Dieter Althaus: Nein, das glaube ich nicht. Die Sockelarbeitslosigkeit ist in den vergangenen 30 Jahren stetig gestiegen. Wir fixieren uns leider fast ausschließlich auf die Erwerbsarbeit.

Das zumindest rhetorische Ziel der traditionellen Arbeitsmarktpolitik in Deutschland ist doch aber immer noch die Vollbeschäftigung.

Es ist wichtig, dass man Beschäftigungsangebote für alle Menschen hat. Aber ob das ausschließlich existenzsichernde Erwerbsarbeit sein kann, ist die große Frage. Heute bezweifeln das nicht mehr nur die Betroffenen.

Normalerweise hört man aus Ihrer Partei, Hartz IV müsse gekürzt werden, um den Arbeitslosen einen "Anreiz" zu geben, arbeiten zu gehen. Wer nun die Befürworter des Grundeinkommens hört, bekommt schnell den Eindruck, dass die Grundlage dieser Idee der Glaube an das Gute im Menschen ist.

Der "Erfolg" des Arbeitszwangs hat sich beim Thema Erntehelfer gezeigt - ich bin skeptisch.

Aber was, wenn Ihre Annahme falsch ist und die Menschen tatsächlich so faul sind, wie uns die traditionellen Arbeitsmarktpolitiker immer weismachen wollen?

Die Menschen sind nicht faul. Unser Menschenbild ist gefragt. Wir vertrauen auf die Menschen, wir glauben, dass es eine Bereitschaft gibt, etwas zu leisten. Es ist ja nicht so, dass die Höhe des Solidarischen Bürgergeldes, wie wir sie vorschlagen, besonders üppig ist. Der Anreiz, selbst etwas zu tun, ist da, und es besteht keine Angst vor genereller Beharrung. Andersherum gesagt: Auch heute ist es doch Gott sei Dank undenkbar, dass wir jemanden verhungern lassen, nur weil er sich geweigert hat, eine Arbeit aufzunehmen.

Was ist mit Familien, in denen Arbeitslosigkeit selbstverständlich ist, was ist mit Jugendlichen, die sich nichts anderes vorstellen können als ein Leben mit Hartz IV? Was passiert mit denen im System Grundeinkommen?

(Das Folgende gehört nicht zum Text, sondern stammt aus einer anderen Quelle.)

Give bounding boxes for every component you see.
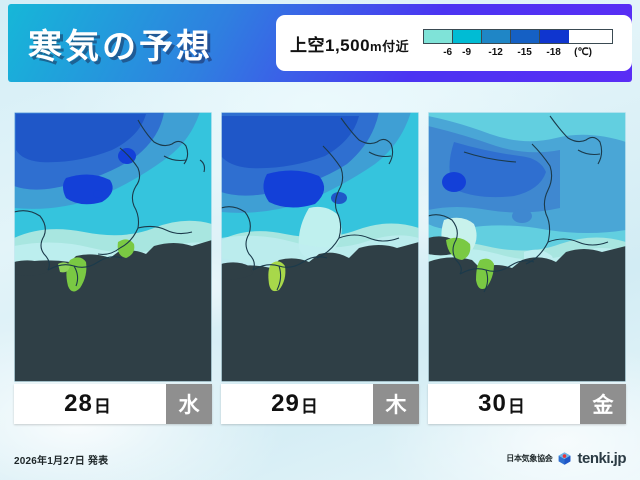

Dieses Problem entsteht nicht durch das Bürgergeld, dieses Problem gibt es bereits heute. Dazu sind zwei Punkte zu sagen. Erstens: Das Solidarische Bürgergeld würde stärker als bisher einen Anreiz schaffen zu arbeiten, um höhere Leistungen zu beziehen. Wir kennen heute Fälle, wo beispielsweise der Mann kein ALG II bekommt, weil das Einkommen der Frau zu hoch ist. Wenn die Frau ebenfalls nicht arbeitet, bekommen beide ALG II. Das ist nicht gerade ein Leistungsanreiz. Das Solidarische Bürgergeld, bei dem jedes erwirtschaftete Einkommen zumindest zu 50 Prozent behalten werden kann, stellt einen deutlich größeren Anreiz zur Arbeit dar. Zweitens: Wir sagen nicht, dass der Staat sich vollständig zurückziehen soll. Auch in Zukunft wird man Aktivierung und Angebote brauchen. Nur denken wir, dass die Arbeitsagenturen sich stärker um jene kümmern sollten, die wirklich Hilfe brauchen, anstatt die zu gängeln, die das gar nicht nötig haben.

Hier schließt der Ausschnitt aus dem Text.